Differenze territoriali
Guardando all'andamento territoriale delle domande di finanziamento per matrimoni e cerimonie, emergono importanti differenze, con il Sud Italia che primeggia. In particolare, le regioni dove il peso percentuale di questo tipo di prestito sul totale delle richieste è maggiore sono Campania, Abruzzo, Sicilia e Puglia.
I prodotti che richiedono le cifre maggiori
Tra i prodotti che richiedono le cifre maggiori troviamo gli abiti (dai 500 agli 8.000 euro per la sposa e dai 700 fino ai 3.000 euro per lo sposo), ovviamente corredati di scarpe (dai 100 ai 300 euro per lui e fino ai 3.000 euro per lei). Per il trucco, invece, la spesa può variare dai 175 ai 600 euro e per l'auto nuziale fra i 300 e i 600 euro.

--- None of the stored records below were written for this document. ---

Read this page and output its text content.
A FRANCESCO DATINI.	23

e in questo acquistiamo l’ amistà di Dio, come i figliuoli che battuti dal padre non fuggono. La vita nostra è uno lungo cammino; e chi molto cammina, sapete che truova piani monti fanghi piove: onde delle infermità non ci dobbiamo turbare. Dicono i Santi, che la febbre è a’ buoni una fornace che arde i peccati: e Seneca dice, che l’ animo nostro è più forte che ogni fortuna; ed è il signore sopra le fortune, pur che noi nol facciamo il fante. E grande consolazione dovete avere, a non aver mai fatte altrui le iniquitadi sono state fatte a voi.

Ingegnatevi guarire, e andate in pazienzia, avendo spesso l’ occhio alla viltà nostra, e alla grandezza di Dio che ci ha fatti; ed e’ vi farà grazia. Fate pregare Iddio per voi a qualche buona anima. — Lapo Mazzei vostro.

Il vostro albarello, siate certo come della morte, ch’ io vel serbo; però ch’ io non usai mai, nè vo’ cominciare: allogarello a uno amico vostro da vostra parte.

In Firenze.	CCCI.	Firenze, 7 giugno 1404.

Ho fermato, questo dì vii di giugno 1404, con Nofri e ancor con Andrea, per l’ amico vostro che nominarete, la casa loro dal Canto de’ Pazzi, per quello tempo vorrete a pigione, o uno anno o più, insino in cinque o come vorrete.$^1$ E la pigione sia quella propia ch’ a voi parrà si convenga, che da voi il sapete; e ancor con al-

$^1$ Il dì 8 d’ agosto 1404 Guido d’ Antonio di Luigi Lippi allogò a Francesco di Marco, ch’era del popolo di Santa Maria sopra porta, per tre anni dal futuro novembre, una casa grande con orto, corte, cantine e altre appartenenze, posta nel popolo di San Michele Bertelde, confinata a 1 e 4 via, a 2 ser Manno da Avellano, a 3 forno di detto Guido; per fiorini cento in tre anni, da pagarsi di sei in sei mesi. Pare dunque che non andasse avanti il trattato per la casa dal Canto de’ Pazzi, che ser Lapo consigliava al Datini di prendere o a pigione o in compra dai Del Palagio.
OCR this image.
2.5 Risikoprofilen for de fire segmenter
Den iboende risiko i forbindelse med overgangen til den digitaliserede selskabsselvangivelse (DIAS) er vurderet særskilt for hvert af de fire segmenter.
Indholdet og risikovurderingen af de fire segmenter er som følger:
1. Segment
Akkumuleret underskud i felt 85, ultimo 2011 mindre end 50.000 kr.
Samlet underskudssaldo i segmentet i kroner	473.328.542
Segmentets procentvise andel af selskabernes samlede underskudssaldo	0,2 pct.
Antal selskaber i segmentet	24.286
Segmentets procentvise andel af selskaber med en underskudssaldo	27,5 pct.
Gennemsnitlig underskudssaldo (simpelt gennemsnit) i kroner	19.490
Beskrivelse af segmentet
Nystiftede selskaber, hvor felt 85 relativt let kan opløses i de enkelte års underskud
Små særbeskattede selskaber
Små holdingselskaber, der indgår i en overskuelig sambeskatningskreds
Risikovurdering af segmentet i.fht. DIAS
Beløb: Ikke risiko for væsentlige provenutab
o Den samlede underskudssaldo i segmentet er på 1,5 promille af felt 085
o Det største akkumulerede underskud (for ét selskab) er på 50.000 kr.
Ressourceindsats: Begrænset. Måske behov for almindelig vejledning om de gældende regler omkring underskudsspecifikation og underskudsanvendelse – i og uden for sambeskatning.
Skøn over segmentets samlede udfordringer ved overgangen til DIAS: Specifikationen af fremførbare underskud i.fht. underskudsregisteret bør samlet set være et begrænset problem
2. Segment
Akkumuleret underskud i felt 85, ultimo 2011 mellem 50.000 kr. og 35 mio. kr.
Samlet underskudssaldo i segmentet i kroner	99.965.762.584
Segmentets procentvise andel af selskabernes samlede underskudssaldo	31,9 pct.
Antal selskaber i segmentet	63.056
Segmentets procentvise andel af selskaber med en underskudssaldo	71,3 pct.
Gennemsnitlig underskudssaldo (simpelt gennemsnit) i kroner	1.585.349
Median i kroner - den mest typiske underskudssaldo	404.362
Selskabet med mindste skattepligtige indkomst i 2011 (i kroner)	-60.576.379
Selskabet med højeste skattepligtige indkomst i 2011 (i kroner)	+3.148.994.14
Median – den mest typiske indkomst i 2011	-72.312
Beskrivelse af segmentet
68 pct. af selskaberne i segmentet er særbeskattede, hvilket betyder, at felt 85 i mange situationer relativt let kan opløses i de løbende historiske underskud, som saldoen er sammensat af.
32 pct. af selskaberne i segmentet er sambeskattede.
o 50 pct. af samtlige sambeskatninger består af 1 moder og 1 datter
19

A immortalare tutto ci sarà il fotografo, il cui servizio richiede agli sposi fra i 1.500 e i 2.500 euro.
I fiori per decorare la location della cerimonia e del ricevimento possono costare dai 1.500 fino ai 9.000 euro, mentre il catering, altra voce molto pesante nel costo complessivo di un matrimonio ed estremamente variabile in base non solo al cibo scelto, ma anche al tipo di servizio e al numero degli invitati, ha un prezzo che oscilla tra i 150 e i 250 euro a persona. Ovviamente torta a parte che, da sola, può costare dai 200 fino ai 1.500 euro (ancora una volta in base a tipologia e dimensioni). Dopo la cerimonia e il ricevimento si deve pensare anche alla festa e allora, che sia quella di un DJ o che sia suonata da una band live, la musica ha un costo che può andare dagli 800 fino ai 3.000 euro. Le bomboniere, infine, richiedono un esborso compreso fra i 5 e i 20 euro a persona.